La notte fredda ha favorito il sonno di alcuni di noi, mentre per altri è stata motivo d’insonnia. Raggiungiamo a piedi il terminal e in meno di mezz’ora partiamo a bordo del camion carico di ragazzini birmani simpaticamente scherzosi e vocianti nei saliscendi da capogiro, affrontati a forte velocità e guida brillante dall’autista, pare d’essere al luna park, sulle montagne russe. Alle otto siamo a Kin Pun, dove troviamo un traffico caotico e un’incredibile ressa di gente che cerca di salire alla Golden Rock. Verso le otto e trenta proviamo a partire, ma avanziamo molto lentamente solo per pochi metri e ci fermiamo, ripartiamo e siamo fermi di nuovo. Lasciamo faticosamente la città, la strada è ancora bloccata nei due sensi dai veicoli, mentre un fiume di gente a piedi proveniente in senso inverso, s’insinua al centro, ai lati e dappertutto sulla strada. Motorini stracarichi (con tre/quattro persone) cercano vie alternative sulla banchina e nella boscaglia; insomma, una vera bolgia e inquinamento dell’aria al massimo livello. Chiedo

a Patric se si tratta di un evento speciale, mi dice

che è una “festa nazionale”; cerco di capire meglio che tipo di festa ma Patric con un gesto rabbioso mi dice che faccio “troppe domande”. Questa sua reazione mi mette a disagio ma non mi sorprende più di tanto; del resto lui ha dimostrato durante tutto il viaggio, la sua “parsimonia” nel fornirci informazioni. In pratica abbiamo sempre dovuto sollecitare risposte alle tante domande che le visite effettuate ci suggerivano. Inoltre, le sue risposte alle nostre domande e più in generale le informazioni che ci dava, erano spesso incomplete e poco chiare e la scarsa chiarezza non credo derivasse soltanto dalla nostra difficoltà a comprendere il suo italiano. Patric ha anche ripetutamente mostrato una certa tendenza a “defilarsi”, adducendo le sue assenze a malesseri che secondo il medico del nostro gruppo che l’ha visitato, erano, nel migliore dei casi, solo fantasie ipocondriache. Alle undici abbiamo percorso pochissimi chilometri e continuiamo a procedere a singhiozzo. Soltanto verso mezzogiorno la strada, quasi improvvisamente, si sblocca. Verso le sedici giungiamo finalmente alla periferia di Yangon: più di sette ore per percorrere meno di duecento chilometri! Facciamo un breve giro al quartiere cinese e poi andiamo allo Yoma Hotel. Scendiamo dal bus ed entriamo nella reception, aspettando di veder comparire Patric per i saluti e la mancia, ci affacciamo fuori e vediamo che il bus è già ripartito. Ci rimaniamo male tutti.

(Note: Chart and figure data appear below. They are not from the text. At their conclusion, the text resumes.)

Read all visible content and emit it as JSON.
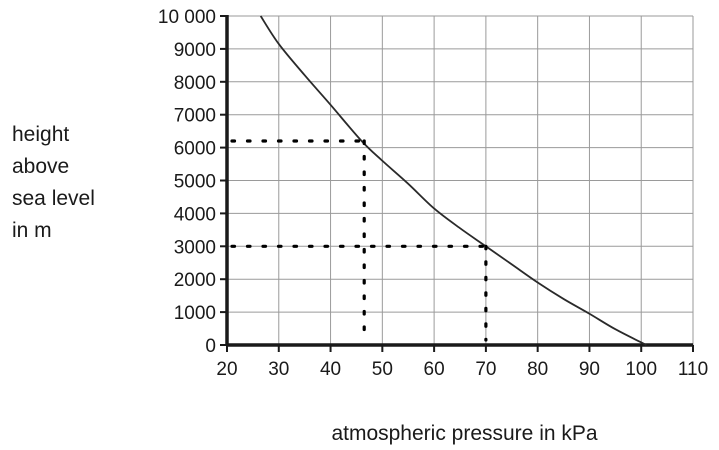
{
  "chart_data": {
    "type": "line",
    "title": "",
    "xlabel": "atmospheric pressure in kPa",
    "ylabel_lines": [
      "height",
      "above",
      "sea level",
      "in m"
    ],
    "xlim": [
      20,
      110
    ],
    "ylim": [
      0,
      10000
    ],
    "x_ticks": [
      20,
      30,
      40,
      50,
      60,
      70,
      80,
      90,
      100,
      110
    ],
    "y_ticks": [
      0,
      1000,
      2000,
      3000,
      4000,
      5000,
      6000,
      7000,
      8000,
      9000,
      10000
    ],
    "x_tick_labels": [
      "20",
      "30",
      "40",
      "50",
      "60",
      "70",
      "80",
      "90",
      "100",
      "110"
    ],
    "y_tick_labels": [
      "0",
      "1000",
      "2000",
      "3000",
      "4000",
      "5000",
      "6000",
      "7000",
      "8000",
      "9000",
      "10 000"
    ],
    "grid": true,
    "series": [
      {
        "points": [
          [
            26.5,
            10000
          ],
          [
            30,
            9150
          ],
          [
            35,
            8200
          ],
          [
            40,
            7300
          ],
          [
            46,
            6200
          ],
          [
            50,
            5600
          ],
          [
            55,
            4900
          ],
          [
            60,
            4150
          ],
          [
            65,
            3550
          ],
          [
            70,
            3000
          ],
          [
            75,
            2450
          ],
          [
            80,
            1900
          ],
          [
            85,
            1400
          ],
          [
            90,
            950
          ],
          [
            95,
            480
          ],
          [
            101,
            0
          ]
        ]
      }
    ],
    "annotations": [
      {
        "kind": "dotted-horizontal",
        "y": 6200,
        "x_from": 20,
        "x_to": 46
      },
      {
        "kind": "dotted-vertical",
        "x": 46.5,
        "y_from": 6200,
        "y_to": 0
      },
      {
        "kind": "dotted-horizontal",
        "y": 3000,
        "x_from": 20,
        "x_to": 70
      },
      {
        "kind": "dotted-vertical",
        "x": 70,
        "y_from": 3000,
        "y_to": 0
      }
    ],
    "colors": {
      "grid": "#9a9a9a",
      "axis": "#1a1a1a",
      "curve": "#2a2a2a",
      "dots": "#000000"
    }
  }
}
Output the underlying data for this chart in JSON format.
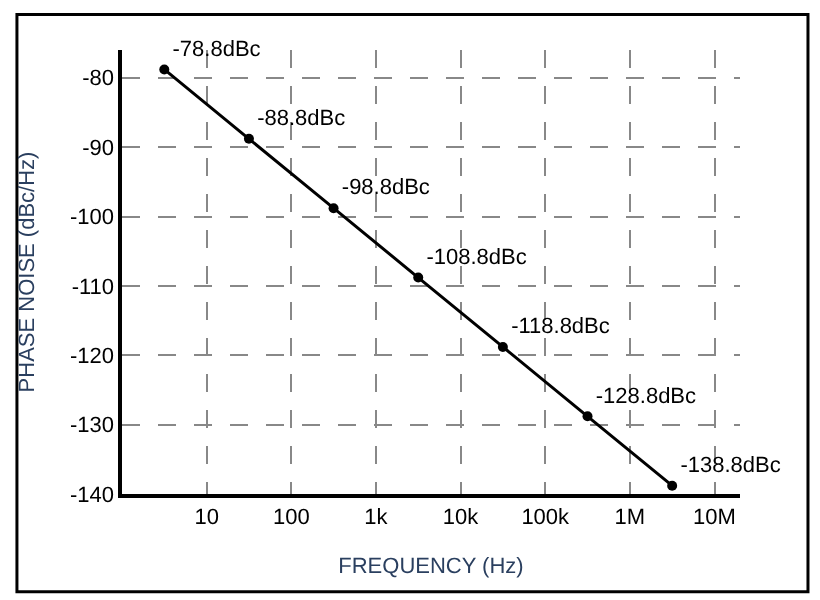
{
  "chart_data": {
    "type": "line",
    "xlabel": "FREQUENCY (Hz)",
    "ylabel": "PHASE NOISE (dBc/Hz)",
    "log": "x",
    "x": [
      3.16,
      31.6,
      316,
      3160,
      31600,
      316000,
      3160000
    ],
    "series": [
      {
        "color": "#000000",
        "values": [
          -78.8,
          -88.8,
          -98.8,
          -108.8,
          -118.8,
          -128.8,
          -138.8
        ],
        "value_labels": [
          "-78.8dBc",
          "-88.8dBc",
          "-98.8dBc",
          "-108.8dBc",
          "-118.8dBc",
          "-128.8dBc",
          "-138.8dBc"
        ]
      }
    ],
    "xlim": [
      1,
      20000000
    ],
    "ylim": [
      -140,
      -76
    ],
    "xticks": [
      {
        "value": 10,
        "label": "10"
      },
      {
        "value": 100,
        "label": "100"
      },
      {
        "value": 1000,
        "label": "1k"
      },
      {
        "value": 10000,
        "label": "10k"
      },
      {
        "value": 100000,
        "label": "100k"
      },
      {
        "value": 1000000,
        "label": "1M"
      },
      {
        "value": 10000000,
        "label": "10M"
      }
    ],
    "yticks": [
      -80,
      -90,
      -100,
      -110,
      -120,
      -130,
      -140
    ],
    "grid": true,
    "marker": "circle",
    "line_style": "solid",
    "legend": false
  }
}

Alcuni compagni di viaggio avevano manifestato l’intenzione di non lasciargli la mancia, alla fine li avevo convinti a lasciarla, ed ecco che lui ci ha tolti dall’imbarazzo. Ceniamo alle bancarelle nei pressi dell’albergo, segue brindisi di gruppo con una bottiglia di rum acquistata con i residui di cassa comune, poi tutti a letto presto.

Sveglia alle cinque, in meno di mezz’ora siamo all’aeroporto. Ci accoglie una gentile, giovane e minuta hostess dell’agenzia corrispondente, che ci aiuta a fare la registrazione e ci saluta consegnandoci la foto di gruppo fatta al nostro arrivo e un opuscolo con il programma di visite da noi effettuate. Decolliamo sull’Airbus della Qatar Airways. Prima di mezzogiorno, ora locale, atterriamo a Doha. Nella breve attesa salutiamo i compagni in partenza per Milano e poco prima delle quattordici decolliamo. Alle diciassette e trenta, ora locale, arriviamo a Roma-Fiumicino. La riconsegna del bagaglio è insolitamente veloce. Alle ventuno siamo a Firenze, ci accoglie un’aria polare: il termometro segna 1 grado e cioè ben 33 gradi in meno che a Yangon!

Il viaggio sembra finito qui, ma non è così; nei prossimi giorni, dopo essere rientrati nella realtà quotidiana, la nostra mente inizierà la rielaborazione, con i racconti agli amici curiosi, la visione delle foto scattate e soprattutto, con i ricordi delle tante emozioni provate che ci accompagneranno a lungo. Insomma, il nostro viaggio prosegue!